- Location in Hamilton County and the state of Ohio.
- Coordinates: 39°02′53″N 84°20′50″W﻿ / ﻿39.04806°N 84.34722°W
- Country: United States
- State: Ohio
- County: Hamilton

Area
- • Total: 2.86 sq mi (7.42 km^{2})
- • Land: 2.78 sq mi (7.21 km^{2})
- • Water: 0.081 sq mi (0.21 km^{2})
- Elevation: 817 ft (249 m)

Population (2020)
- • Total: 1,322
- • Density: 474.7/sq mi (183.27/km^{2})
- Time zone: UTC-5 (Eastern (EST))
- • Summer (DST): UTC-4 (EDT)
- FIPS code: 39-16521
- GNIS feature ID: 2585503

= Coldstream, Ohio =

Coldstream is a census-designated place (CDP) in southern Anderson Township, Hamilton County, Ohio, United States. The population was 1,322 at the 2020 census.

==Geography==
Coldstream is located near the southeastern corner of Hamilton County. It is situated between Interstate 275 and the Ohio River. The CDP takes its name from the Coldstream Country Club and occupies the bluffs overlooking the Ohio River.

According to the United States Census Bureau, the CDP has a total area of 7.4 km2, of which 7.2 sqkm is land and 0.2 sqkm, or 2.94%, is water.

==Demographics==
As of the census of 2020, there were 1,322 people living in the CDP, for a population density of 474.69 people per square mile (183.27/km^{2}).
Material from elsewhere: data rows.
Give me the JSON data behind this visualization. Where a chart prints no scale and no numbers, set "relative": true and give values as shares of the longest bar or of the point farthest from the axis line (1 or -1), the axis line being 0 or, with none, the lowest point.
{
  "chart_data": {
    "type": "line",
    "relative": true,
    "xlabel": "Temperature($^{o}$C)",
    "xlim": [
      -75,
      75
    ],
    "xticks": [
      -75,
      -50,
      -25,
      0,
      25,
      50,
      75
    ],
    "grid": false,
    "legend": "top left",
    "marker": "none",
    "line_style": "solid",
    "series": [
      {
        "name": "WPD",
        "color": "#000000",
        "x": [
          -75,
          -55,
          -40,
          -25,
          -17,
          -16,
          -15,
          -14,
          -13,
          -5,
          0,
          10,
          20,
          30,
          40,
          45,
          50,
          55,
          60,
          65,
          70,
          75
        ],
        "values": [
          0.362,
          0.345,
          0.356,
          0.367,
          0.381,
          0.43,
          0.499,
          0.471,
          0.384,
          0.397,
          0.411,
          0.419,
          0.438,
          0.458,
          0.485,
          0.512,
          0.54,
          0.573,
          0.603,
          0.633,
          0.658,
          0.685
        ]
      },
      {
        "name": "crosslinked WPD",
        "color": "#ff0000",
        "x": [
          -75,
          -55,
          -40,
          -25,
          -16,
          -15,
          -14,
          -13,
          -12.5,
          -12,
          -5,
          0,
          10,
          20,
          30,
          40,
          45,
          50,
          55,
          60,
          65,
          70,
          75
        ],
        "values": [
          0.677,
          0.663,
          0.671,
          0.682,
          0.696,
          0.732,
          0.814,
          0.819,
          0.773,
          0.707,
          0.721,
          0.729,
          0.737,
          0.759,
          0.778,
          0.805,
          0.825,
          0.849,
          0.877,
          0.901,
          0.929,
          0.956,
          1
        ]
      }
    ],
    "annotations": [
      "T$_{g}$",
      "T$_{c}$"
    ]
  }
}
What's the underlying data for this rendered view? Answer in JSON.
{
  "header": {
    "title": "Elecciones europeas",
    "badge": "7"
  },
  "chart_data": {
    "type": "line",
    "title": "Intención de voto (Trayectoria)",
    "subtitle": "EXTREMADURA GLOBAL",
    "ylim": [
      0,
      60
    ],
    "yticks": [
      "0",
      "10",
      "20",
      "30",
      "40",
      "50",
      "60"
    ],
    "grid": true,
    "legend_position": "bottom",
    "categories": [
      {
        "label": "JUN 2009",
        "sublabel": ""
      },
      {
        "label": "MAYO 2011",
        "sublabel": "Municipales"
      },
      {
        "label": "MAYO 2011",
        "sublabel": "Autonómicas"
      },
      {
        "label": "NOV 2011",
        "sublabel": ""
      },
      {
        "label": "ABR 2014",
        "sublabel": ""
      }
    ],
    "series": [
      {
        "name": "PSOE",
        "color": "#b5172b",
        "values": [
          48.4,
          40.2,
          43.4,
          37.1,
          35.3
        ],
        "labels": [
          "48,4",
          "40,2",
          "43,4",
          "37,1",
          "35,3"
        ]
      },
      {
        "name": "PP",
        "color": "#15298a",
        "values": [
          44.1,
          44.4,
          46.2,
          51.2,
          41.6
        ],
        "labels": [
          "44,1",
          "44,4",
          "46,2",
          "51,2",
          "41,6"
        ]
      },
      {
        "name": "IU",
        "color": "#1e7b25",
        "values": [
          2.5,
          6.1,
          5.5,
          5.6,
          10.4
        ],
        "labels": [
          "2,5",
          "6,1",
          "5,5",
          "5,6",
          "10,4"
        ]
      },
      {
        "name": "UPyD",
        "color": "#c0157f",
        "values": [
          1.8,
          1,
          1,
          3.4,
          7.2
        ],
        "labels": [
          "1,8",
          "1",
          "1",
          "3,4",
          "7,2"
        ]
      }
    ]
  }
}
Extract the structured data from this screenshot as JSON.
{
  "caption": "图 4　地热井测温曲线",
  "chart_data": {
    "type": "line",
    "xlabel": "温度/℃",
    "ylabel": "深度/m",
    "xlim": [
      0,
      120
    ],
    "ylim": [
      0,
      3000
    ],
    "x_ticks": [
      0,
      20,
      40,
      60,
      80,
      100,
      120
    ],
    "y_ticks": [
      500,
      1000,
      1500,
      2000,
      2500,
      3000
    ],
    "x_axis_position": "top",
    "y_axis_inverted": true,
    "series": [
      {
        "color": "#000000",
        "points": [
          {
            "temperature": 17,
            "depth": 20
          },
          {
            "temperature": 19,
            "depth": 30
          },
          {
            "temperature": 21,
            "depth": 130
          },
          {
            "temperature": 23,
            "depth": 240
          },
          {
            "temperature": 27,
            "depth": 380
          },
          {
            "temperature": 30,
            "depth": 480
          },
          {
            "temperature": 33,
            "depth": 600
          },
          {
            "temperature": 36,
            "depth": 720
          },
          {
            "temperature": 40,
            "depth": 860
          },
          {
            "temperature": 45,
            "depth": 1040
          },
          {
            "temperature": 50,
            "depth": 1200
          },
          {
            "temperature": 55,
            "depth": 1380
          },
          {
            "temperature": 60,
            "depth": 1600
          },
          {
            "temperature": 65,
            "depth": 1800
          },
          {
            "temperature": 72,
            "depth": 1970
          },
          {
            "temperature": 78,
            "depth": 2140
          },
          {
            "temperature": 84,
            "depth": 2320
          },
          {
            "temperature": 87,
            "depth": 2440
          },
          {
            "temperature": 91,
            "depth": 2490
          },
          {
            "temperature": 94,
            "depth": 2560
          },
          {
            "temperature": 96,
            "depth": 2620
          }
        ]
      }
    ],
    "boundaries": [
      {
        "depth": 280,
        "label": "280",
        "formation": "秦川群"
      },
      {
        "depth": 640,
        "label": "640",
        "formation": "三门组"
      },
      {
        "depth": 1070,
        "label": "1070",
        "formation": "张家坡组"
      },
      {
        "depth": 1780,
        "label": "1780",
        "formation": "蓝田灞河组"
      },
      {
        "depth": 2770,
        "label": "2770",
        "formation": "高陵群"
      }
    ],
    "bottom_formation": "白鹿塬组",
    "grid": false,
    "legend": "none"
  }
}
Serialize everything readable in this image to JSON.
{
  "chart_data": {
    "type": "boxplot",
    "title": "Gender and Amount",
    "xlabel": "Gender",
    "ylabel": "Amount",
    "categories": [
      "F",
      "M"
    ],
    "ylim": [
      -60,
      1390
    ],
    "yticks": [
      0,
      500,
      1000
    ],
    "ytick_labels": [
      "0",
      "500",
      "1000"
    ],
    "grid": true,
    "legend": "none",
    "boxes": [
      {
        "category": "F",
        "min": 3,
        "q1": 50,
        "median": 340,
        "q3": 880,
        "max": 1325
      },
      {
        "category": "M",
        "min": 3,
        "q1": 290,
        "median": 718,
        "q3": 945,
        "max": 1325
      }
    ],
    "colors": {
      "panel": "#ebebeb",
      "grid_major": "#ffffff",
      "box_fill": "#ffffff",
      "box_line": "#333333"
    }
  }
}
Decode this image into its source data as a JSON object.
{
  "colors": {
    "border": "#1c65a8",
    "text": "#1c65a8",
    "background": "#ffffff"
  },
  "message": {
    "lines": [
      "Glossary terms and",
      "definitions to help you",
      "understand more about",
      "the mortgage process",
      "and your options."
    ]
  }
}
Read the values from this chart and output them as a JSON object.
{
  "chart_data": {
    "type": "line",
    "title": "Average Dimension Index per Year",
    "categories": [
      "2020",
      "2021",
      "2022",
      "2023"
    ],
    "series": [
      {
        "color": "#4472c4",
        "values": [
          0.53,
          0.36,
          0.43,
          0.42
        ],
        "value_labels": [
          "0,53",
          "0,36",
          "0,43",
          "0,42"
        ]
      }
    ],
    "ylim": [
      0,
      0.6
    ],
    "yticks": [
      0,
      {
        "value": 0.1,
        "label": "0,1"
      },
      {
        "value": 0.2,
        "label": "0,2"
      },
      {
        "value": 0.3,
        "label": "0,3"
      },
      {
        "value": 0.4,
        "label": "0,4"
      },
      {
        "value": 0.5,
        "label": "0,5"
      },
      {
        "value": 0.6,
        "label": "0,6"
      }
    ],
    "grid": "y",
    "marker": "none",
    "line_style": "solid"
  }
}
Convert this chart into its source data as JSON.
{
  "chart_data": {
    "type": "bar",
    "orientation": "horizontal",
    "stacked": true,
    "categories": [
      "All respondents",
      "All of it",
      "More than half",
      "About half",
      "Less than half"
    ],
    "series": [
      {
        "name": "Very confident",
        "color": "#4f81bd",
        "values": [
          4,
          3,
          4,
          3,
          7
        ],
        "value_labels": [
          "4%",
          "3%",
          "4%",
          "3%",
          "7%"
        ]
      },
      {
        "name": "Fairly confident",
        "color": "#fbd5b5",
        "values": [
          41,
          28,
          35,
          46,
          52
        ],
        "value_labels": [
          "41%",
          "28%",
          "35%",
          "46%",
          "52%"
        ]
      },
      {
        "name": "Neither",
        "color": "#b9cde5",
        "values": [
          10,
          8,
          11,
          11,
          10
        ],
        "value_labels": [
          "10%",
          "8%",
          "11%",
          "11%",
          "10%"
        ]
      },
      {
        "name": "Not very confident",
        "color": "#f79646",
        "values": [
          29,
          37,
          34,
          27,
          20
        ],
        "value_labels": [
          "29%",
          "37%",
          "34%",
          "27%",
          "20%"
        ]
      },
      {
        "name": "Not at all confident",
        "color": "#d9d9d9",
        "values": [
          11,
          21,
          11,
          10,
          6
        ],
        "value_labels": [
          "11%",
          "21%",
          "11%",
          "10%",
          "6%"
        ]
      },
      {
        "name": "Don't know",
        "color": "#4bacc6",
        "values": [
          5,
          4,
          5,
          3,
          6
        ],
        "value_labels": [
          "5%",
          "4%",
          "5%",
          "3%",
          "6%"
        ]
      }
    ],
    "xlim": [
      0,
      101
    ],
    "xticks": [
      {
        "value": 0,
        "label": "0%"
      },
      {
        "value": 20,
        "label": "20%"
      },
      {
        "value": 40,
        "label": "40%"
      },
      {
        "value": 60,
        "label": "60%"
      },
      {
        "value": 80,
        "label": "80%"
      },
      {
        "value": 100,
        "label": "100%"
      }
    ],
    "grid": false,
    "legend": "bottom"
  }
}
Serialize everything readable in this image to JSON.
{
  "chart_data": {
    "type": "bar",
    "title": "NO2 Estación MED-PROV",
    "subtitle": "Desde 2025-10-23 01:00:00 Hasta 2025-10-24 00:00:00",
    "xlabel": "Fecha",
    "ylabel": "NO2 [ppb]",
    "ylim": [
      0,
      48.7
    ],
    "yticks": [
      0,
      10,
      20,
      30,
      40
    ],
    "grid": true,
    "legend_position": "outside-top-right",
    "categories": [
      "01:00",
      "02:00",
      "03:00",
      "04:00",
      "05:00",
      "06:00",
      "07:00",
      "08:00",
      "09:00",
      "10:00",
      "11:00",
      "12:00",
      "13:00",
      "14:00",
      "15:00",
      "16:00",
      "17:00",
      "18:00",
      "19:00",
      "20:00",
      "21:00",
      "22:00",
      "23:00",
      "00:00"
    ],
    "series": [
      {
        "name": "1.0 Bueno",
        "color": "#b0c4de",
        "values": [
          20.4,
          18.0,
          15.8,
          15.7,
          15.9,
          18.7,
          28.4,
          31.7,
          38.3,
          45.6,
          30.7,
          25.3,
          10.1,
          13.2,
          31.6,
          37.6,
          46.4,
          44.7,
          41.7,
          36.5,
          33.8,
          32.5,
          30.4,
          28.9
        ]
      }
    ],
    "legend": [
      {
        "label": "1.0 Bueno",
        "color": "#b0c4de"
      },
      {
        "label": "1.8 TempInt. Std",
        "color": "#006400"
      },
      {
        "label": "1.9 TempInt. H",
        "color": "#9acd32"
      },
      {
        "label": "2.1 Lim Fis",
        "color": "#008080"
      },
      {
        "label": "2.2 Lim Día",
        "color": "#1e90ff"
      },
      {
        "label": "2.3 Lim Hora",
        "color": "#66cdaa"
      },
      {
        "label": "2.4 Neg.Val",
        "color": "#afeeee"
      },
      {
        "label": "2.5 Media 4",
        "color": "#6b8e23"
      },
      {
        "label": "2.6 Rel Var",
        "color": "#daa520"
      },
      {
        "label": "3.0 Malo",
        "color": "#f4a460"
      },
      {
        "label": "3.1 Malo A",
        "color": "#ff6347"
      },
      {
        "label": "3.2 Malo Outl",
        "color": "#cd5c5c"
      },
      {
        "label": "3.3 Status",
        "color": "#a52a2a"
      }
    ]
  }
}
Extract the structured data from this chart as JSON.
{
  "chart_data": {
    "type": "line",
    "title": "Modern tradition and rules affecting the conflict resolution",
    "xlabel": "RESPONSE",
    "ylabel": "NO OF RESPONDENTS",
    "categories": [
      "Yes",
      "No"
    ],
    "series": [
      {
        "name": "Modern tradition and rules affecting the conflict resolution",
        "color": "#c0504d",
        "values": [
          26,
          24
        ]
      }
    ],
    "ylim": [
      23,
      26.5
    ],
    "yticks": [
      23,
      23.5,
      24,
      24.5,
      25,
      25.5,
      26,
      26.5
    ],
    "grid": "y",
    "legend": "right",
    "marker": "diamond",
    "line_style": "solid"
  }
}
There were 482 housing units. The racial makeup of the CDP was 92.4% White, 1.1% Black or African American, 0.0% Native American, 1.5% Asian, 0.0% Pacific Islander, 0.8% from some other race, and 4.2% from two or more races. 2.3% of the population were Hispanic or Latino of any race.

There were 450 households, out of which 43.3% had children under the age of 18 living with them, 81.1% were married couples living together, 14.4% had a male householder with no spouse present, and 3.3% had a female householder with no spouse present. 7.3% of all households were made up of individuals, and 1.8% were someone living alone who was 65 years of age or older. The average household size was 3.25, and the average family size was 3.44.

32.1% of the CDP's population were under the age of 18, 55.0% were 18 to 64, and 12.9% were 65 years of age or older. The median age was 38.3. For every 100 females, there were 94.5 males.

According to the U.S. Census American Community Survey, for the period 2016-2020 the estimated median annual income for a household in the CDP was $143,214, and the median income for a family was $250,000. About 3.8% of the population were living below the poverty line, including 11.9% of those under age 18 and 0.0% of those age 65 or over. About 66.5% of the population were employed, and 83.6% had a bachelor's degree or higher.